Producer Prices Falling
Spain’s industrial Price Index fell 0.2% in December when compared with December 2007. The activities that most influenced the fall were the manufacture of coke and refined petroleum products (-21.6%), metallurgy (-4.5%) and the chemical industry (–2.6%).
Consumer goods fell o.2% month on month (-0.1% for durable consumer goods and -0.2% for non-durable consumer goods), while intermediate goods fell 1.7% on the month and -8.1% for energy 8.1%. Capital goods prices remained unchanged between November and December. The interannual rate of Industrial prices decreases 0.2%
Consumer Inflation Drops Sharply, So Have We Now Hit Deflation?
Spanish consumer price inflation dropped far faster than expected in January, hitting a record low. The Spanish EU-harmonised annual inflation fell to 0.8 percent year-on-year in January, according to the INE flash estimate, its lowest level in records stretching back a decade, and well below the consensus forecast of 1.2 percent. This was a fall from a 1.5% percent annual rate in December. Inflation in the countries that use the euro dropped to 1.1 percent in January, according to preliminary estimates from the Eurostat statistics office. This number is also quite a drop, and took many analysts by surprise.
Questioned by journalists on the dramatic nature of the fall, Spain's Economy Secretary David Vegara said he felt disinflation would continue in the first half of this year but he did not think it would not turn into outright deflation.
But arguably he is, again, well behind the curve, since if we look at the index chart below, which shows the actual evolution of prices month by month, we can see that the general index has been dropping since the summer, while the core index, without energy, food, alchohol and tobacco, has been stationary for four months now, that is prices have not risen, and is almost certainly about to drop.

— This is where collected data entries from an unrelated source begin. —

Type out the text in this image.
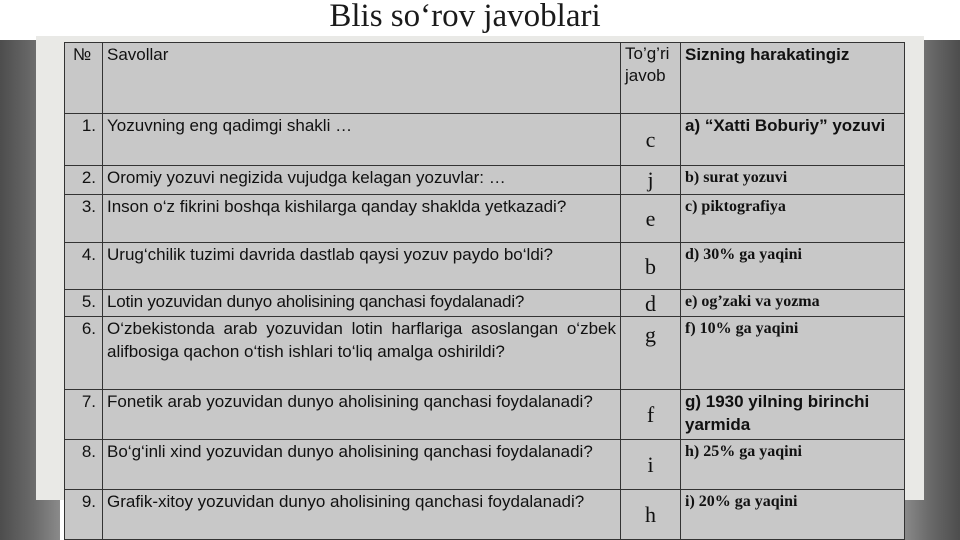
Blis so‘rov javoblari
№	Savollar	To’g’ri javob	Sizning harakatingiz
1.	Yozuvning eng qadimgi shakli …	c	a) “Xatti Boburiy” yozuvi
2.	Oromiy yozuvi negizida vujudga kelagan yozuvlar: …	j	b) surat yozuvi
3.	Inson o‘z fikrini boshqa kishilarga qanday shaklda yetkazadi?	e	c) piktografiya
4.	Urug‘chilik tuzimi davrida dastlab qaysi yozuv paydo bo‘ldi?	b	d) 30% ga yaqini
5.	Lotin yozuvidan dunyo aholisining qanchasi foydalanadi?	d	e) og’zaki va yozma
6.	O‘zbekistonda arab yozuvidan lotin harflariga asoslangan o‘zbek alifbosiga qachon o‘tish ishlari to‘liq amalga oshirildi?	g	f) 10% ga yaqini
7.	Fonetik arab yozuvidan dunyo aholisining qanchasi foydalanadi?	f	g) 1930 yilning birinchi yarmida
8.	Bo‘g‘inli xind yozuvidan dunyo aholisining qanchasi foydalanadi?	i	h) 25% ga yaqini
9.	Grafik-xitoy yozuvidan dunyo aholisining qanchasi foydalanadi?	h	i) 20% ga yaqini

Thus, in just the same way as I was arguing on this blog that the long cycle had peaked and Spain was recession bound from the sumer of 2007, I am now arguing that we have already effectively entering deflation at this point in time. We have enetered, but when will we leave.....

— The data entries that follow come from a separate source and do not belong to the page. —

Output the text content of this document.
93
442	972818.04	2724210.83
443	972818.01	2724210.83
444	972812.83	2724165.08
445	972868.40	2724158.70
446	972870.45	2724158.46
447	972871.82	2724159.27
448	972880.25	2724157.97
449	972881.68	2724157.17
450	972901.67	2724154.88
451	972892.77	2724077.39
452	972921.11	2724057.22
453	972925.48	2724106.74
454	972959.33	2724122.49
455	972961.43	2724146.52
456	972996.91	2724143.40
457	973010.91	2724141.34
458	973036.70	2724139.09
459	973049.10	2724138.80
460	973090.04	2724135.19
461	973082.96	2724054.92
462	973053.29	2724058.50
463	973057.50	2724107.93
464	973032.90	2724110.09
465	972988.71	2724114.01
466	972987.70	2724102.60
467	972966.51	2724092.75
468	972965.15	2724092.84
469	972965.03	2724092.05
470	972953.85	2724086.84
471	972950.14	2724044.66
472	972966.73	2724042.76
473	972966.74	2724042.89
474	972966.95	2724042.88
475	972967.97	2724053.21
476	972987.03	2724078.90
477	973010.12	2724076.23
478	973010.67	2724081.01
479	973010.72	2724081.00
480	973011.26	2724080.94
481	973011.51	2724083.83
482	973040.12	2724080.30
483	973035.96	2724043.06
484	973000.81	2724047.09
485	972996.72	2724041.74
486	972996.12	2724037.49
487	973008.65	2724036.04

When Vergara was asked about whether falling inflation would make it more likely that the European Central Bank would cut rates at its meeting next week, he replied: "We are convinced the ECB will take all available data into consideration and act accordingly." But the point is, if we are entering deflation here, and looking at the rate of contraction in the economy, which I am forecasting will be in the region of 5% of GDP this year, we certainly are. And Spanish deflation is likely to be much deeper than anything Japan has experienced, due to the severity of the contraction, which means that what we should be talking about is not simply a half point, or three quarter point, trimming in the ECB repo rate, what we should be asking for is the immediate introduction of Quantitative Easing, but Spains leaders are a long, long way from accepting this reality, and when they do finally accept it it will, unfortunately be too late to find any kind of rapid exit strategy. The issue is expectations. Spanish people still have inflationary expectations, but this will turn, and expectations will change to the anticipation of price decreases, postponement of consumption, and when we do reach this point it will be the devils own work to get them out of that pit.